I wrote the following piece last week for a terrific new Website called "Subtitled."
According to editor Phillip Ennemoser, Subtitled is a small group of art students from Salzburg University, Austria. Currently the students are engaged in establishing "a permanent resource for global reportage photography; the focus is on online galleries, portrays of photographers, exhibition, festival and book reviews as well as on a growing network."
Educators thinking about going online to extend learning beyond the four walls of the university classroom might well consider Subtitled as an exemplary model of innovative and engaged learning.
Audience Expectations of Images as Truth
Visual content in news production, over the past 100 years, has been shaped by several underlying pressures, which include but may not be limited to, consumer culture, social tastes, economic and ideological interests, moral and ethical judgments, antecedent practices in journalism, technological innovations, and the social psychological behaviors of news creators and consumers.
In other words, to understand the deeper structural and personal processes underpinning the visual consumption of information as news we must consider a range of behaviors, both of the visual journalist as well as the visual consumer. Therefore, it becomes imperative to reflect on what constitutes a real or truthful representation of an event as displayed, portrayed, and distributed in mass media, be it online or in print. Today, we call upon students, educators, professionals, and the general public to challenge and question all forms and means of media production and consumption, including the array of decision-making processes and behaviors that have been previously left unexamined.
Images consumed as authenticate and representative depictions of reality govern the production of the conventions and traditional standards of content – visual material that is informed and motivated by a individual, institutional, and societal expectations and obligations.
For example, audiences expect news images to be made without the insertion of personal or political bias, and therefore, it logically follows that the journalist may feel obligated to comply. This assumption appears, on the surface, fairly straight forward, but the reality is far more complex and problematic. Visual credibility means that the people who make images, as well as those who eventually view them, establish and maintain an implied social contract of trust, for better or worse. In this case, the social contract between source and user implies a sense of confidence in the authenticity of the process.

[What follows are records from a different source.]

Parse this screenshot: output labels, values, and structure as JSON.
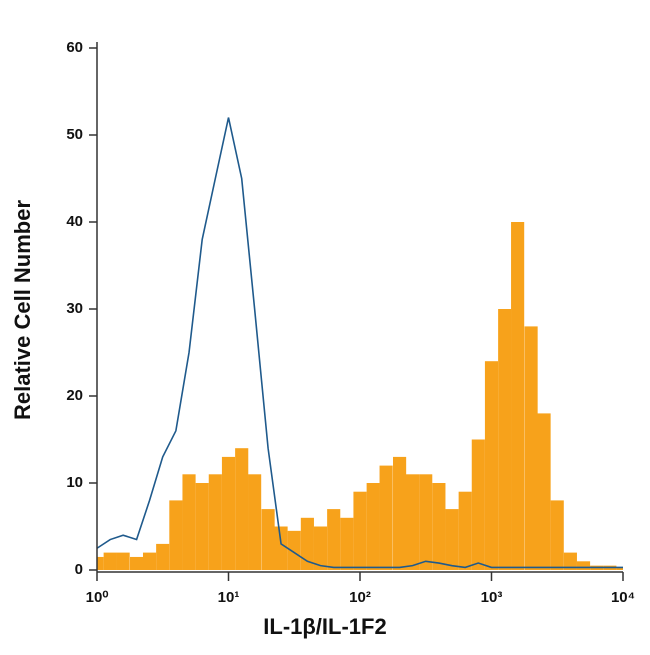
{
  "chart_data": {
    "type": "histogram",
    "xlabel": "IL-1β/IL-1F2",
    "ylabel": "Relative Cell Number",
    "xscale": "log",
    "xlim": [
      1,
      10000
    ],
    "xticks": [
      {
        "value": 1,
        "label": "10⁰"
      },
      {
        "value": 10,
        "label": "10¹"
      },
      {
        "value": 100,
        "label": "10²"
      },
      {
        "value": 1000,
        "label": "10³"
      },
      {
        "value": 10000,
        "label": "10⁴"
      }
    ],
    "ylim": [
      0,
      60
    ],
    "yticks": [
      0,
      10,
      20,
      30,
      40,
      50,
      60
    ],
    "x": [
      1,
      1.26,
      1.58,
      2,
      2.51,
      3.16,
      3.98,
      5.01,
      6.31,
      7.94,
      10,
      12.6,
      15.8,
      20,
      25.1,
      31.6,
      39.8,
      50.1,
      63.1,
      79.4,
      100,
      126,
      158,
      200,
      251,
      316,
      398,
      501,
      631,
      794,
      1000,
      1260,
      1580,
      2000,
      2510,
      3160,
      3980,
      5010,
      6310,
      7940,
      10000
    ],
    "series": [
      {
        "color": "#f7a21b",
        "fill": true,
        "values": [
          1.5,
          2,
          2,
          1.5,
          2,
          3,
          8,
          11,
          10,
          11,
          13,
          14,
          11,
          7,
          5,
          4.5,
          6,
          5,
          7,
          6,
          9,
          10,
          12,
          13,
          11,
          11,
          10,
          7,
          9,
          15,
          24,
          30,
          40,
          28,
          18,
          8,
          2,
          1,
          0.5,
          0.5,
          0.3
        ]
      },
      {
        "color": "#1f5a8c",
        "fill": false,
        "values": [
          2.5,
          3.5,
          4,
          3.5,
          8,
          13,
          16,
          25,
          38,
          45,
          52,
          45,
          30,
          14,
          3,
          2,
          1,
          0.5,
          0.3,
          0.3,
          0.3,
          0.3,
          0.3,
          0.3,
          0.5,
          1,
          0.8,
          0.5,
          0.3,
          0.8,
          0.3,
          0.3,
          0.3,
          0.3,
          0.3,
          0.3,
          0.3,
          0.3,
          0.3,
          0.3,
          0.3
        ]
      }
    ]
  }
}
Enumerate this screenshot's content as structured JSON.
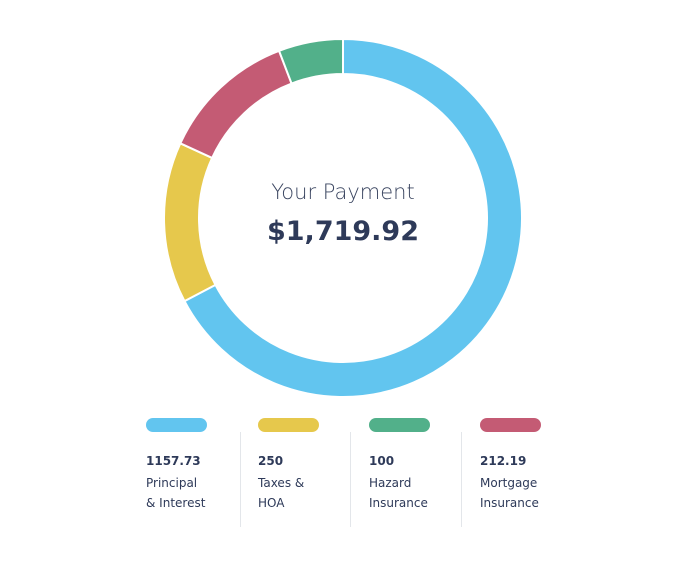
{
  "chart_data": {
    "type": "donut",
    "center_label": "Your Payment",
    "total_label": "$1,719.92",
    "slices": [
      {
        "name": [
          "Principal",
          "& Interest"
        ],
        "value": 1157.73,
        "color": "#62c5ef"
      },
      {
        "name": [
          "Taxes &",
          "HOA"
        ],
        "value": 250,
        "color": "#e6c84c"
      },
      {
        "name": [
          "Mortgage",
          "Insurance"
        ],
        "value": 212.19,
        "color": "#c45b74"
      },
      {
        "name": [
          "Hazard",
          "Insurance"
        ],
        "value": 100,
        "color": "#52b08a"
      }
    ]
  }
}
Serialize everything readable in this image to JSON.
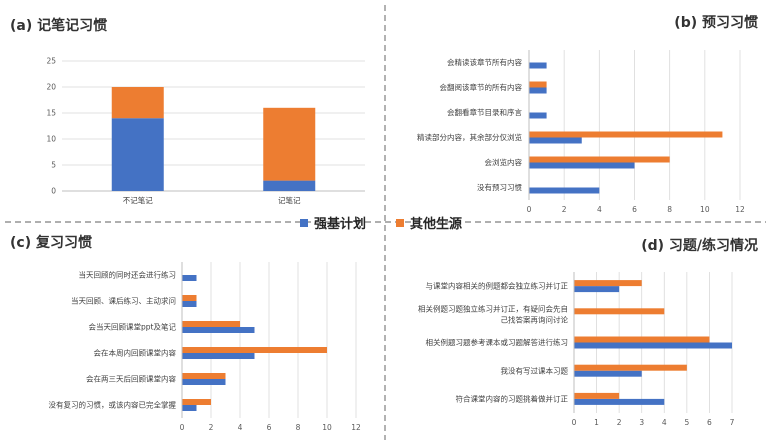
{
  "legend": {
    "series1": "强基计划",
    "series2": "其他生源"
  },
  "colors": {
    "series1": "#4472c4",
    "series2": "#ed7d31"
  },
  "chart_data": [
    {
      "type": "bar",
      "stacked": true,
      "title": "(a) 记笔记习惯",
      "categories": [
        "不记笔记",
        "记笔记"
      ],
      "series": [
        {
          "name": "强基计划",
          "values": [
            14,
            2
          ]
        },
        {
          "name": "其他生源",
          "values": [
            6,
            14
          ]
        }
      ],
      "ylim": [
        0,
        25
      ],
      "yticks": [
        0,
        5,
        10,
        15,
        20,
        25
      ],
      "grid": true
    },
    {
      "type": "bar",
      "orientation": "horizontal",
      "title": "(b) 预习习惯",
      "categories": [
        "没有预习习惯",
        "会浏览内容",
        "精读部分内容，其余部分仅浏览",
        "会翻看章节目录和序言",
        "会翻阅该章节的所有内容",
        "会精读该章节所有内容"
      ],
      "series": [
        {
          "name": "强基计划",
          "values": [
            4,
            6,
            3,
            1,
            1,
            1
          ]
        },
        {
          "name": "其他生源",
          "values": [
            0,
            8,
            11,
            0,
            1,
            0
          ]
        }
      ],
      "xlim": [
        0,
        12
      ],
      "xticks": [
        0,
        2,
        4,
        6,
        8,
        10,
        12
      ],
      "grid": true
    },
    {
      "type": "bar",
      "orientation": "horizontal",
      "title": "(c) 复习习惯",
      "categories": [
        "没有复习的习惯，或该内容已完全掌握",
        "会在两三天后回顾课堂内容",
        "会在本周内回顾课堂内容",
        "会当天回顾课堂ppt及笔记",
        "当天回顾、课后练习、主动求问",
        "当天回顾的同时还会进行练习"
      ],
      "series": [
        {
          "name": "强基计划",
          "values": [
            1,
            3,
            5,
            5,
            1,
            1
          ]
        },
        {
          "name": "其他生源",
          "values": [
            2,
            3,
            10,
            4,
            1,
            0
          ]
        }
      ],
      "xlim": [
        0,
        12
      ],
      "xticks": [
        0,
        2,
        4,
        6,
        8,
        10,
        12
      ],
      "grid": true
    },
    {
      "type": "bar",
      "orientation": "horizontal",
      "title": "(d) 习题/练习情况",
      "categories": [
        "符合课堂内容的习题挑着做并订正",
        "我没有写过课本习题",
        "相关例题习题参考课本或习题解答进行练习",
        "相关例题习题独立练习并订正，有疑问会先自己找答案再询问讨论",
        "与课堂内容相关的例题都会独立练习并订正"
      ],
      "category_lines": [
        [
          "符合课堂内容的习题挑着做并订正"
        ],
        [
          "我没有写过课本习题"
        ],
        [
          "相关例题习题参考课本或习题解答进行练习"
        ],
        [
          "相关例题习题独立练习并订正，有疑问会先自",
          "己找答案再询问讨论"
        ],
        [
          "与课堂内容相关的例题都会独立练习并订正"
        ]
      ],
      "series": [
        {
          "name": "强基计划",
          "values": [
            4,
            3,
            7,
            0,
            2
          ]
        },
        {
          "name": "其他生源",
          "values": [
            2,
            5,
            6,
            4,
            3
          ]
        }
      ],
      "xlim": [
        0,
        7
      ],
      "xticks": [
        0,
        1,
        2,
        3,
        4,
        5,
        6,
        7
      ],
      "grid": true
    }
  ]
}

Trust , in this case, refers to not only what the audience expects to see in a picture, but also what journalists feel obligated to present. Audience expectations of visual reportage from the on-going conflicts around the world in the New York Times or Le Monde, may differ greatly from those representations aired on Fox News, SKY News, or even Al-Jazeera. What do audiences expect to see when they look at news images in the visual reportage of the news? How practical is it to believe that such reportage could ever be completely free of personal, institutional, corporate, or societal biases?
Although this may appear to be an obvious and naïve line of questioning, audience expectations of how news is framed and socially constructed for us exists on a visual continuum determined by the source ability to engage in a process that maintains facticity, actuality, verifiability, balance, institutional credibility, accuracy, bias, objectivity, and the perceived neutrality of the observer over time.
Until recently, audience expectations of visual credibility appeared to be a seriously under examined area of media criticism. Looking at what different audiences expect to see in news images in terms of efficacy and saliency may help to better predict how visual information contributes to the creation and implementation of major foreign policy decisions.
The credibility of a news source is largely a matter of perception, real or imagined. Audiences imbue a news source such as Le Monde, El Pais, The New York Times or Fox with credibility as something to be valued over long periods of time. Given the rise of increasingly hostile and aggressive elements on the Internet criticizing not just one or two visual news accounts, but the veracity of all images, present inordinate challenges for traditional news sources.
The credibility of news photographs is often based on the assumption that what we are looking at is provided to us as a truthful representative of an occurrence – free from bias or manipulation. Unfortunately, a priori assumptions like this one have fallen victim to the politics of authority – a politics where all images and their sources become suspect. The veracity of the visual in our culture, despite its checkered history, is tied, however, to an even larger culture of capitalism and consumption.
In a state of advanced capitalism establishing and maintaining bases of power encroaches on public trust. Mass media cannot escape the paradox of attempting to earn public trust, while it caters to corporate and political interests. In order to make informed decisions in our lives, there is no substitute for accurate and balanced information. The implications of a public turned against the press because all faith has been lost in its ability to function openly and honesty in society is becoming a dreaded reality.